Informativa

“Io sono la porta ed il buon pastore” dice Gesù. La porta rappresenta la sicurezza di entrare in un luogo sicuro come la casa, ma da essa possiamo anche uscire. Cristo è quindi colui che ci rende capaci di camminare per le vie della vita. Uscire ed entrare significa vivere seguendo la vocedel pastore. Oggi sono molte le voci del mondo, quindi per riconoscere quale sia quella di Cristo dobbiamo prima di tutto conoscerlo. Dire “Io credo in Dio,” è l’inizio di un percorso che prevede che poi ci mettiamo in cammino dietro al pastore che ci porta nei pascoli.

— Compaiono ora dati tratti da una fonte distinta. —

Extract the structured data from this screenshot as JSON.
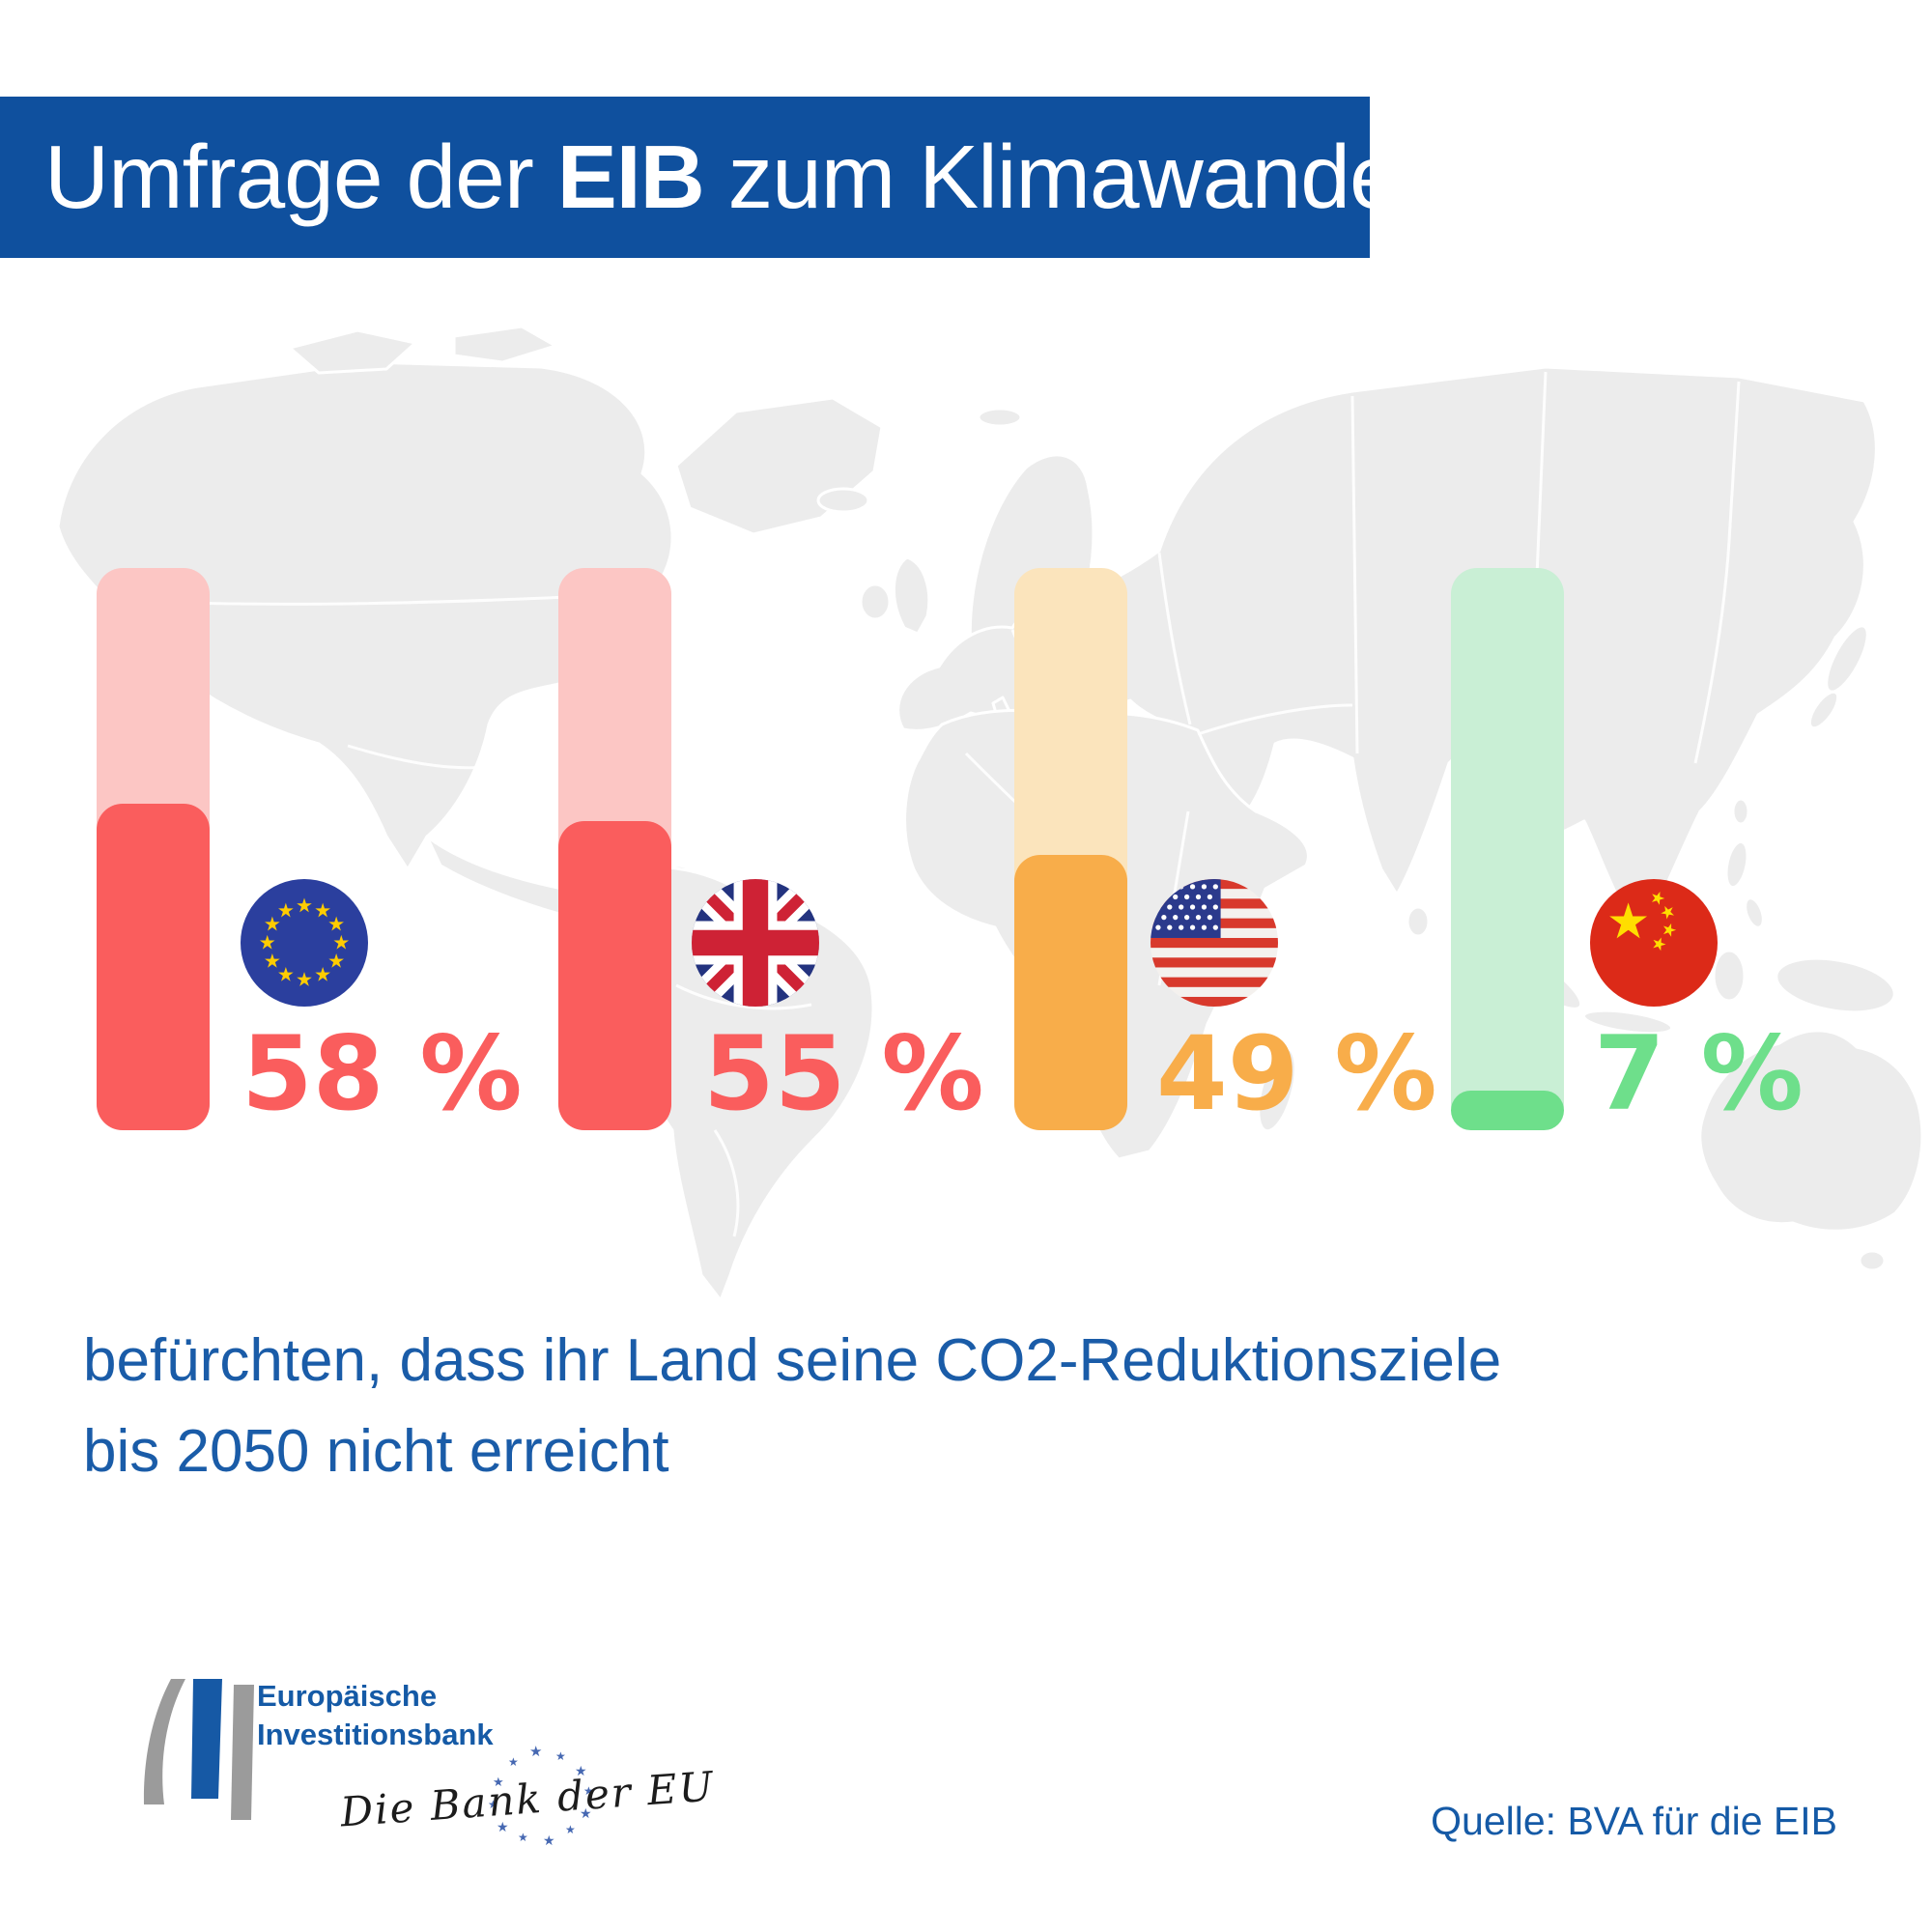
{
  "header": {
    "title_prefix": "Umfrage der ",
    "title_bold": "EIB",
    "title_suffix": " zum Klimawandel",
    "bg_color": "#0F509E"
  },
  "chart_data": {
    "type": "bar",
    "title": "Umfrage der EIB zum Klimawandel",
    "categories": [
      "Europäische Union",
      "Vereinigtes Königreich",
      "USA",
      "China"
    ],
    "values": [
      58,
      55,
      49,
      7
    ],
    "value_labels": [
      "58 %",
      "55 %",
      "49 %",
      "7 %"
    ],
    "unit": "%",
    "ylim": [
      0,
      100
    ],
    "bar_colors": [
      {
        "fill": "#FA5D5D",
        "track": "#FCC6C4"
      },
      {
        "fill": "#FA5D5D",
        "track": "#FCC6C4"
      },
      {
        "fill": "#F8AD4A",
        "track": "#FBE4BC"
      },
      {
        "fill": "#6EDF8B",
        "track": "#C9EFD5"
      }
    ],
    "flag_icons": [
      "eu-flag-icon",
      "uk-flag-icon",
      "us-flag-icon",
      "china-flag-icon"
    ],
    "legend_position": "none",
    "grid": false
  },
  "caption": {
    "line1": "befürchten, dass ihr Land seine CO2-Reduktionsziele",
    "line2": "bis 2050 nicht erreicht",
    "color": "#1A5CA8"
  },
  "logo": {
    "name_line1": "Europäische",
    "name_line2": "Investitionsbank",
    "tagline": "Die Bank der EU"
  },
  "source": {
    "text": "Quelle: BVA für die EIB"
  },
  "colors": {
    "banner_blue": "#0F509E",
    "text_blue": "#1A5CA8",
    "map_gray": "#ECECEC"
  }
}
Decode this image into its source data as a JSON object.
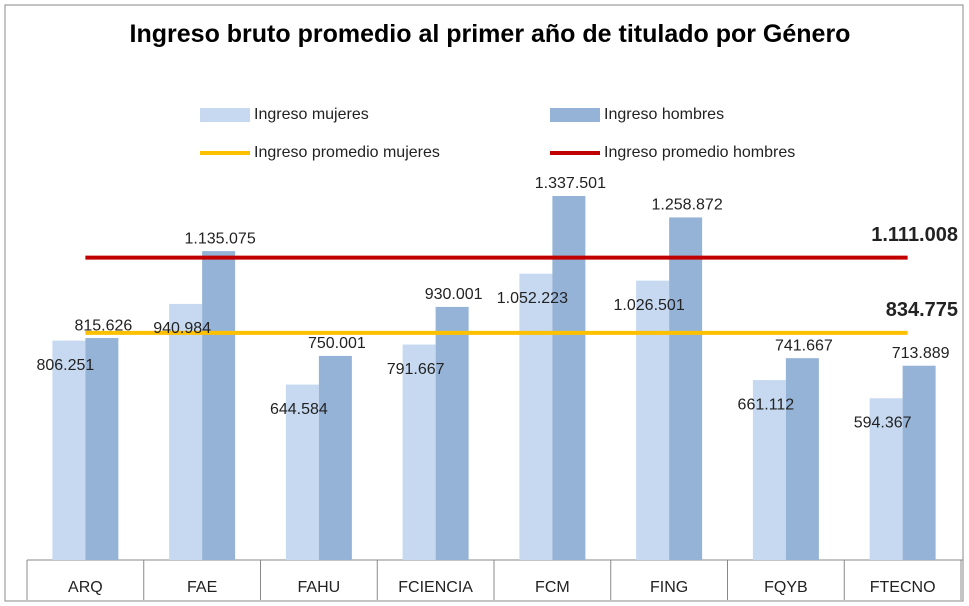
{
  "chart_data": {
    "type": "bar",
    "title": "Ingreso bruto promedio al primer año de titulado por Género",
    "categories": [
      "ARQ",
      "FAE",
      "FAHU",
      "FCIENCIA",
      "FCM",
      "FING",
      "FQYB",
      "FTECNO"
    ],
    "series": [
      {
        "name": "Ingreso mujeres",
        "color": "#c6d9f1",
        "values": [
          806251,
          940984,
          644584,
          791667,
          1052223,
          1026501,
          661112,
          594367
        ],
        "value_labels": [
          "806.251",
          "940.984",
          "644.584",
          "791.667",
          "1.052.223",
          "1.026.501",
          "661.112",
          "594.367"
        ]
      },
      {
        "name": "Ingreso hombres",
        "color": "#95b3d7",
        "values": [
          815626,
          1135075,
          750001,
          930001,
          1337501,
          1258872,
          741667,
          713889
        ],
        "value_labels": [
          "815.626",
          "1.135.075",
          "750.001",
          "930.001",
          "1.337.501",
          "1.258.872",
          "741.667",
          "713.889"
        ]
      }
    ],
    "lines": [
      {
        "name": "Ingreso promedio mujeres",
        "color": "#ffc000",
        "value": 834775,
        "value_label": "834.775"
      },
      {
        "name": "Ingreso promedio hombres",
        "color": "#c00000",
        "value": 1111008,
        "value_label": "1.111.008"
      }
    ],
    "ylim": [
      0,
      1400000
    ]
  }
}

Non dobbiamo mai pensare di essere arrivati perche l’inquietudine della Fede è la prova di cui abbiamo bisogno ogni giorno vagliate a che punto siamo del nostro cammino. “Nasce nel nostro cuore il desiderio di imparare l’arte di Cristo, cioè amare e soffrire per gli altri lasciando che l’amore entri nelle nostre sofferenze quotidiane”. Il pastore ci porta sulla strada che trasforma i nostri sentimenti, le nostre emozioni e la nostra personalità. Pensiamo a quando, presi alla sprovvista, diciamo “Io sono così, questo è il mio carattere”; scordiamo questa abitudine. Non ci sono caratteri stampati per sempre, l’autenticità della persona umana sta nella sua capacità ad imparare a trasformarsi mettendosi in cammino. Per i cristiani l’autenticità del proprio carattere dipende dalla misura in cui, giorno dopo giorno, si assomiglia al carattere di Cristo. Come? Ascoltando la voce di Dio. Ce lo dice S.Paolo: “Abbiate gli stessi sentimenti che furono in Cristo Signore”. È questo il nostro obiettivo ed è per questo che dobbiamo riconoscere ogni giorno la voce del Pastore in mezzo a mille altre voci. Riconosciamo la voce di Cristo nella voce della Chiesa che, in questo tempo particolare, ci invita ad annunciare il Vangelo ed a nutrire le nostre anime con la Parola di Dio e la preghiera. Espandiamo nelle nostre famiglie il profumo della presenza di Dio che si propaga ogni giorno nell’ascolto della Parola e dal culto nella preghiera. La pandemia ci ha costretto a spostarci fisicamente dal luogo della comunità al luogo della famiglia. Non sprechiamo questo dono che Dio ci ha dato e non dimentichiamolo una volta tornati alla normalità.